The shape shut the door behind it, the lights flipped on and Quentin rubbed at the pain in his eyes. Sure enough, Jaylin stood there, sleep still warm on his face. Quentin observed him for the briefest moment and caught the way he was clutching his stomach.

"Does it hurt?" he asked, searching at his sides for the shirt he'd flung off in the middle of the night.

"It feels like knives," he heard Jaylin say. Quentin found the white cotton somewhere in his spill of blankets and pulled it on over his head. Turning like that had to take a lot out of a person. Especially when they were impaired of energy to begin with.

"We'll have to find you something," he said, rising from his bed.

"Room service?"

"It's—" Quentin paused and looked to the clock on the wall, "—three in the morning. Jesus, three in the morning."

"I'm sorry."

He felt like falling back into bed, but Jaylin was there—leaning against the frame of his door, that look of needy desperation on his face.
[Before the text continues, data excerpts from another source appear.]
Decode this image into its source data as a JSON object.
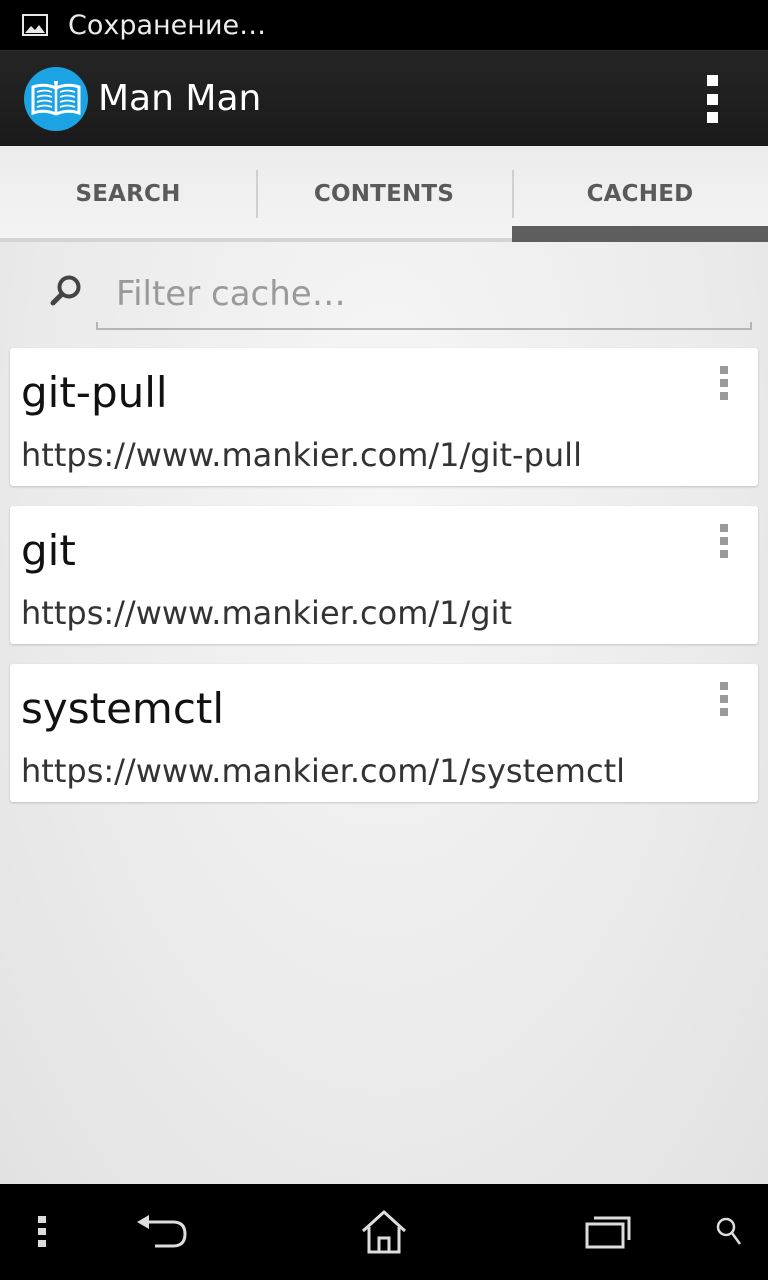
{
  "status_bar": {
    "text": "Сохранение…",
    "icon": "image-icon"
  },
  "action_bar": {
    "title": "Man Man",
    "logo_icon": "book-icon",
    "menu_icon": "overflow-menu-icon"
  },
  "tabs": [
    {
      "label": "SEARCH",
      "selected": false
    },
    {
      "label": "CONTENTS",
      "selected": false
    },
    {
      "label": "CACHED",
      "selected": true
    }
  ],
  "filter": {
    "placeholder": "Filter cache…",
    "value": "",
    "icon": "search-icon"
  },
  "cached_items": [
    {
      "title": "git-pull",
      "url": "https://www.mankier.com/1/git-pull"
    },
    {
      "title": "git",
      "url": "https://www.mankier.com/1/git"
    },
    {
      "title": "systemctl",
      "url": "https://www.mankier.com/1/systemctl"
    }
  ],
  "nav_bar": {
    "buttons": [
      "menu-icon",
      "back-icon",
      "home-icon",
      "recent-apps-icon",
      "search-icon"
    ]
  },
  "colors": {
    "accent": "#1ca3e3",
    "action_bar": "#1f1f1f",
    "tab_indicator": "#5e5e5e"
  }
}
He was a rumpled mess of sleep—shirt halfway tucked in a pair of shorts that reached his knees, hair stuck up on one side and flat on the other. Quentin couldn't help but grin at the sight of him.

Jaylin caught it, shifted a bit, like he felt vulnerable. "What?"
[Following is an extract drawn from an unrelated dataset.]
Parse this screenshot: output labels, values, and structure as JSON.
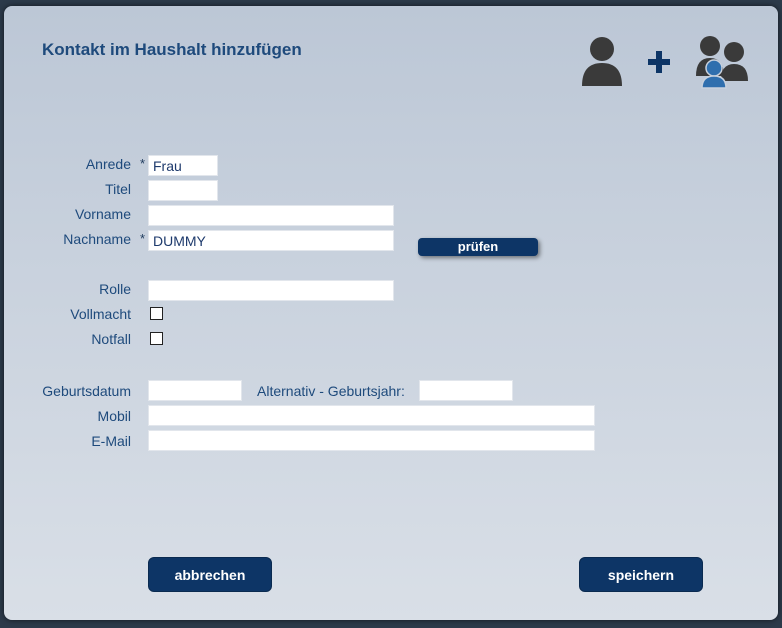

Too many things, Quentin wanted to say. Instead he took his room key from the night stand and killed that upsurging urge to reach out and touch him as he gave the door a shove. "Let's go."
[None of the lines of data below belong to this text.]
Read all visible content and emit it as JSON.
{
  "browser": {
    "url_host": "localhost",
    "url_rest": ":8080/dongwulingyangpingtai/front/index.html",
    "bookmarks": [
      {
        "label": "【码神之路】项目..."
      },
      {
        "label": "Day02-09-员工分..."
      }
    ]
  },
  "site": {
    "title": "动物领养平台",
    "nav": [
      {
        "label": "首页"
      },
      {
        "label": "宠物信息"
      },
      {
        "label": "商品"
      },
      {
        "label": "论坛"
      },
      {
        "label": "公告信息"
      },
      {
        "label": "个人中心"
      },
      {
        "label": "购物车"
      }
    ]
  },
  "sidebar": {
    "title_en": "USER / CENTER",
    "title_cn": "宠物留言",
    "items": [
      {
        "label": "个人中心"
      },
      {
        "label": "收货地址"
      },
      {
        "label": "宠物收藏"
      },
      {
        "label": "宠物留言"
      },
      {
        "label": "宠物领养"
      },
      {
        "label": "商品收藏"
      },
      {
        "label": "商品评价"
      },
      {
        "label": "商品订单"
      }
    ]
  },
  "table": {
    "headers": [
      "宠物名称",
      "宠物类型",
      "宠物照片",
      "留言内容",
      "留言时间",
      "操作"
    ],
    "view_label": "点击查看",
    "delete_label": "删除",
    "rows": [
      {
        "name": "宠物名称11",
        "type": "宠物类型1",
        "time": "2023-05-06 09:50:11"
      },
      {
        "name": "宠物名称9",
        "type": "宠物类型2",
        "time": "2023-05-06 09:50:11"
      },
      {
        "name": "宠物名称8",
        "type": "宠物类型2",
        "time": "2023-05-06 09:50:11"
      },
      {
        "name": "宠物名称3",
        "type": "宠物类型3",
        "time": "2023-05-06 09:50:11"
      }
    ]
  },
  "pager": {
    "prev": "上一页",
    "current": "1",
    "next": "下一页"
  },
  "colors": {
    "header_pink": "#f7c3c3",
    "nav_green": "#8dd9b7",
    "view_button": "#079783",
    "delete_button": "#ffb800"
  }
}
He led Jaylin downstairs and into the foyer, where the lights had dimmed considerably. A new woman sat at the service desk, trying to push through her dreary night shift with half-mast eyes. He could hear the laugh-track of a sitcom, whispering through her computer speakers.

"What do you want?" Quentin asked him, searching through his collection of keys for the one to the rental car. "Beef, chicken? Name an animal."

Then he felt a warm touch on his arm as Jaylin caught him by the bicep. He stopped and turned, watching the way Jaylin raked his hand through the hair on his head, only for it to flop back over his eyes.

Quentin shoved his hands in his sweat pockets to keep them to himself. "What is it Jaylin?"

"Flapjacks." He said it like a question, with the abashed shrug of his shoulders.

"Flapjacks," Quentin repeated. "Nothing I can go and get you from a deli or a takeout joint. It has to be flapjacks?"

Jaylin grinned then—the kind of grin that made his nose wrinkle. "Yeah."

Damnit. As if. As if there was a single thing in this world that could seem unreasonable with that smile.

Quentin gave a painful sigh. Not because he minded a three-AM grocery haul, but because he was running out of places to put his hands.

"Alright. Flapjacks."



Apart from themselves, the store was nearly empty. Jaylin sat in the cart like an overgrown child, snatching things from the shelves that Quentin took from his hands and put back on most occasions.